Warum ausgerechnet ein Festival über den Tod?
Andrea Keller: Der Tod betrifft uns – alle! Das verbindet auch. Also ergibt es doch Sinn, uns dieser Gewissheit gemeinschaftlich anzunehmen. Und das nicht erst auf oder am Sterbebett, sondern mitten im Leben. Mit «Hallo, Tod!» laden wir dazu ein, den Tod mit Kreativität und Konversationen zu erforschen und dabei das Leben zu feiern. Das Festival ist dabei eine spannende Form, mit der auch in Leipzig experimentiert wird, in New York, in North Yorkshire … Jetzt ist Zürich an der Reihe.
Was genau erwartet die Besucherinnen und die Besucher an den drei Tagen? Gewünscht ist auch ein Mitwirken der Öffentlichkeit. Wie geht das konkret vor sich?
Andrea Keller: Das Spannende ist: Es steht noch nicht fest, was alles geboten wird. Wir setzen auf die Teilhabe der Bevölkerung, laden also zum Mitmachen ein, zur Eingabe und Umsetzung eigener Programmpunkte. Über die Möglichkeiten informieren wir beim Kick-off am 24. September im „Karl der Grosse“ in Zürich und auf unserer Webseite. Da findet man auch Angebote, die schon im Vorfeld zum Festival realisiert werden. Zum Beispiel die beiden Nachruf-Schreibkurse.
Hildegard Keller. Foto: Ayse Yavas
Welches ist der besondere Reiz, unbekannten Menschen Support beim eigenen Lebenslauf zu geben?
Hildegard Keller: Ich schöpfe Freude aus dem Schreiben. Christof Burkard, mein Ko-Leiter der Schreibwerkstatt und mein Ko-Maulheld, schöpft Lust aus dem Erzählen und dem Kochen. Wir verbinden beides. Vom eigenen Leben erzählen zu können, das gibt einfach Kraft und Saft. Es macht den Sinn, die Fülle, das Funkelnde des Daseins bewusst. Schreibend üben wir, das ins Wort zu bringen, was im Lauf unseres Schreibkurses ins Bewusstsein kommen will. Zwischen den Kurstagen begleite ich die individuelle Arbeit als Coach.

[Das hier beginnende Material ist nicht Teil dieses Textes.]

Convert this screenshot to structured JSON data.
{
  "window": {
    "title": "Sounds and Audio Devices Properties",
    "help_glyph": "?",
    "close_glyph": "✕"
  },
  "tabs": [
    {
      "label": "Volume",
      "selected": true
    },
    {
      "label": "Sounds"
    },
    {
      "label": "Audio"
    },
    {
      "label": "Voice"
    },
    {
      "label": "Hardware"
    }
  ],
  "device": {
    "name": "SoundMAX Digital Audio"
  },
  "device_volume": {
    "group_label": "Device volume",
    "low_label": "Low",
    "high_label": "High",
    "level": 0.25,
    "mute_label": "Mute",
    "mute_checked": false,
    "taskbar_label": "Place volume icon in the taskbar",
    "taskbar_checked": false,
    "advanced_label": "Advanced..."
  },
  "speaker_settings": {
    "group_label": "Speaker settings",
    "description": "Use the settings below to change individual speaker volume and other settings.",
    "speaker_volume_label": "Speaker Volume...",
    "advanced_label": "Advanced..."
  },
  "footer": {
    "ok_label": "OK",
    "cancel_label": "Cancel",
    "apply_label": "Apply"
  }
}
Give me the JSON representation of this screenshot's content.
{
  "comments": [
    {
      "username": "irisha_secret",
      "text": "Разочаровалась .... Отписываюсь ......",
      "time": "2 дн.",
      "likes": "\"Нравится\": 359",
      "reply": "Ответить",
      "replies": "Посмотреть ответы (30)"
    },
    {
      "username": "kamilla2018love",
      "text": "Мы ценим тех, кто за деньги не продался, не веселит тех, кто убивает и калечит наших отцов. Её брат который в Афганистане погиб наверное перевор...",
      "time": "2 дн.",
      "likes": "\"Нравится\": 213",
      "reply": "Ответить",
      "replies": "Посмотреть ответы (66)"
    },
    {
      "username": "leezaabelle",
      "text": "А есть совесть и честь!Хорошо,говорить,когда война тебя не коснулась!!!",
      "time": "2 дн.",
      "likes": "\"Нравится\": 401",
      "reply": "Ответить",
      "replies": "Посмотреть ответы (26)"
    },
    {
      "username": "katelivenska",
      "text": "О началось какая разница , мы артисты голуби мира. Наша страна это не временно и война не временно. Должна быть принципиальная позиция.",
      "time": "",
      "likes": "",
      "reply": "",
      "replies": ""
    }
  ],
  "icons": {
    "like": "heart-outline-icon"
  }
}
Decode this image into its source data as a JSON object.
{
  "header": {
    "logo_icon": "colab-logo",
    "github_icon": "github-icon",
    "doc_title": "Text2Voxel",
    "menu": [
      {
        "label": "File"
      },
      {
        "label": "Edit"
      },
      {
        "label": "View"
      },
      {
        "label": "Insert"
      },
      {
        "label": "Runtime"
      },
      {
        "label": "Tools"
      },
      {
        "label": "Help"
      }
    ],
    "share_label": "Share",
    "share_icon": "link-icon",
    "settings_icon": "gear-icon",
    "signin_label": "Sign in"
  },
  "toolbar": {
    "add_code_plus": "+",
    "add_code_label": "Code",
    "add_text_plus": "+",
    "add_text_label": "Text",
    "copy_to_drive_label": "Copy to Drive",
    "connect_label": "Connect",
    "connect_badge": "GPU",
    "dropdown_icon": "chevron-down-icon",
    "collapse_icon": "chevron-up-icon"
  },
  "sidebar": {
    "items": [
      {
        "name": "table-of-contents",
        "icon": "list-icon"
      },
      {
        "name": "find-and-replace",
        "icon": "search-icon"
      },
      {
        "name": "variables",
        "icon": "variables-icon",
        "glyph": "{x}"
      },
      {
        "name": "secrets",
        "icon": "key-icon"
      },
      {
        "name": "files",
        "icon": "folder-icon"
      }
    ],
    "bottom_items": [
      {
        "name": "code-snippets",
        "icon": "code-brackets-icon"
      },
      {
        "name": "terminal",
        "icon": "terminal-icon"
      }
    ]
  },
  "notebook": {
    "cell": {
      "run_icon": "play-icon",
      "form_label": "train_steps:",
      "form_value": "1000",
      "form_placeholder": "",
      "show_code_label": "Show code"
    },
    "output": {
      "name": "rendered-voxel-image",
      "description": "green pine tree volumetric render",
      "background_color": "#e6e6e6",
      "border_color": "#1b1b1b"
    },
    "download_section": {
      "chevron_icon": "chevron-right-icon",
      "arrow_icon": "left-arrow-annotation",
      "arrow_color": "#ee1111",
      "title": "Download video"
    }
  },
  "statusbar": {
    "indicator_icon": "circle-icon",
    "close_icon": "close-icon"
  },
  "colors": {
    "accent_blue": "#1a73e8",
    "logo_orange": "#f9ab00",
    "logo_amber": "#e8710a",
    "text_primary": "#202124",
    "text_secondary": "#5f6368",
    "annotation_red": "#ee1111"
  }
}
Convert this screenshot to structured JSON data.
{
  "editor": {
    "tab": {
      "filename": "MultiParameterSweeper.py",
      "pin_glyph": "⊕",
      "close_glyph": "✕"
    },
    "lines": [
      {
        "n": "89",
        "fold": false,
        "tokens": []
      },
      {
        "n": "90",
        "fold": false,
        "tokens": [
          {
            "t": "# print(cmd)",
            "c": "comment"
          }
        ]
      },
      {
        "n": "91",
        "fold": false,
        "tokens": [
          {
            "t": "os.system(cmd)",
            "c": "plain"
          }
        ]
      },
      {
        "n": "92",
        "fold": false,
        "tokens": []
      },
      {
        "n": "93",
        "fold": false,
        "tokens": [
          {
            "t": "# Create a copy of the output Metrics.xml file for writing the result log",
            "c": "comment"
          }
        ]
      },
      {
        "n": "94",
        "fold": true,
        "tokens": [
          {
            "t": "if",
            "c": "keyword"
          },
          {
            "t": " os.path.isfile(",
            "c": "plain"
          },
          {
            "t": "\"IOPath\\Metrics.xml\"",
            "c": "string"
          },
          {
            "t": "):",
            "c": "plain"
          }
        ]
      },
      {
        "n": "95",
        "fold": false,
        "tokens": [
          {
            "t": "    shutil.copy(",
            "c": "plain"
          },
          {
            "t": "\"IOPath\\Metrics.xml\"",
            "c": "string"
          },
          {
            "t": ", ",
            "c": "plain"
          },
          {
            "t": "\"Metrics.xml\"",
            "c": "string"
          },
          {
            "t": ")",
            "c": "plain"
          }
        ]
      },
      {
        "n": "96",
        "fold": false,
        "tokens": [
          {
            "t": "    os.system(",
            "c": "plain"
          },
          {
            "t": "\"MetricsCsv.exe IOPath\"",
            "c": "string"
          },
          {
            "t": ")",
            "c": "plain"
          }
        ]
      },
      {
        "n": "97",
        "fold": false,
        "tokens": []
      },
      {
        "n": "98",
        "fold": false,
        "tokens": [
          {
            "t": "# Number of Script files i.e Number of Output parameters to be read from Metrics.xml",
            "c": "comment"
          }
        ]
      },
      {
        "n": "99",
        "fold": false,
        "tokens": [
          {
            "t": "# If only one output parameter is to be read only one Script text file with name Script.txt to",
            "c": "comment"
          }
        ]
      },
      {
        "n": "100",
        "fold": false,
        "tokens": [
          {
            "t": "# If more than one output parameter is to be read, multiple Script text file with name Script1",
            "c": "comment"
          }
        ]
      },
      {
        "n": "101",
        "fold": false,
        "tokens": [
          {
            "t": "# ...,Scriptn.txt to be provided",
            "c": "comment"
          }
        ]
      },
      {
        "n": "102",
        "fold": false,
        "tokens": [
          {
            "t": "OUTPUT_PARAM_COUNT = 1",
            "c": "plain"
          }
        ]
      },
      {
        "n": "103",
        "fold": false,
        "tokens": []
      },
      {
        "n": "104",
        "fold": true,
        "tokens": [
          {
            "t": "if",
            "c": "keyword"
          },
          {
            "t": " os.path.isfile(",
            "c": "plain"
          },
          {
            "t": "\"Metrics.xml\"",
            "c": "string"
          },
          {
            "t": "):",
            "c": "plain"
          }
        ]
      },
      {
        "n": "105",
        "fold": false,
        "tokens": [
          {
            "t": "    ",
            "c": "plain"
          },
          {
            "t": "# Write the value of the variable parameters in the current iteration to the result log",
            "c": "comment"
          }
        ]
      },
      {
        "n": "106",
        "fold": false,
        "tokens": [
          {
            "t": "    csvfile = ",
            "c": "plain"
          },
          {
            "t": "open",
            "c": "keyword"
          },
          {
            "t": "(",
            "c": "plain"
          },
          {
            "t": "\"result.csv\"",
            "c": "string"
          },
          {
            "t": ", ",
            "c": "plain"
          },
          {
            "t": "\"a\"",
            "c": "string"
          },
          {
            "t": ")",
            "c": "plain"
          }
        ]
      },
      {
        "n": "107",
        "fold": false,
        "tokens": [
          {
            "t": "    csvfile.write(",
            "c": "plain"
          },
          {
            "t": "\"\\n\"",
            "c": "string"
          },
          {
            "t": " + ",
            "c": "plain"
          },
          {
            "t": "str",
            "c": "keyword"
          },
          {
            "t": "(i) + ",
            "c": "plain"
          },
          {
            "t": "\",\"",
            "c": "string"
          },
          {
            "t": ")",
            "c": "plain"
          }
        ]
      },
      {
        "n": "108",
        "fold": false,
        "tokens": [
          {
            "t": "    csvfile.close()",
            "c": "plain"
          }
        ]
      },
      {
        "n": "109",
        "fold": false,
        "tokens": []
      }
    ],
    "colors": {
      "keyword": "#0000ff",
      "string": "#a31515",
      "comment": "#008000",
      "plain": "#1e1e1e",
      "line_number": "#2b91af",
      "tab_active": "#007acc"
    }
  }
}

Andrea Keller: Ich und Tanja Kummer, die den zweiten Kurs mit mir leitet, finden es spannend, Menschen zu ermutigen, die Federführung für ihr Leben zu übernehmen.
Hildegard Keller, Sie haben bereits vor einem Jahr einen solchen Workshop durchgeführt. Welche Erfahrungen haben Sie damit gemacht?
Hildegard Keller: Wir sind glücklich, dass wir die Form gefunden haben. Der Nachruf ist ein tolles Schifflein. Der Kurs war ausgebucht und die Teilnehmer*innen zufrieden. Eine schrieb: «Bin soooo hungrig auf selbstbestimmtes Leben. Der Kurs mit euch war ein super Auftakt!». Was wollen wir mehr.
Die wichtigsten drei Punkte, die in einem Nachruf vorkommen sollten. Und was ist Tabu?
Andrea Keller: Jene, die auch im Leben am wichtigsten sind. Vor ein paar Monaten habe ich meine 100-jährige Grossmutter genau darum gebeten: Nenne mir drei Dinge, die dein Leben geprägt haben. Bei ihr kam’s wie aus der Kanone geschossen: Garten, Familie, Glaube. Würden die in ihrem Nachruf nicht vorkommen, wäre das kein Text, der ihr gerecht wird. Und was Tabu ist? Für mich sollte ein Nachruf keine bittere Abrechnung mit anderen sein, sondern eine Würdigung des Erlebten.
Hildegard Keller: Eigenlob finde ich literarisch völlig uninteressant. Alles andere ist individuell. Das Schönste finde ich, dass man etwas für’s Leben lernt, wenn man sich mit der eigenen Endlichkeit auseinandersetzt. Humor und Flughöhe helfen beim Erzählen über das eigene Leben. Christof Burkard und ich, «Die Maulhelden», nähren gern die Lebenslust.
Was interessiert Sie beide ganz persönlich am Tod?
Andrea Keller: Am Tod interessiert mich das Leben. Klingt paradox. Ist es nicht.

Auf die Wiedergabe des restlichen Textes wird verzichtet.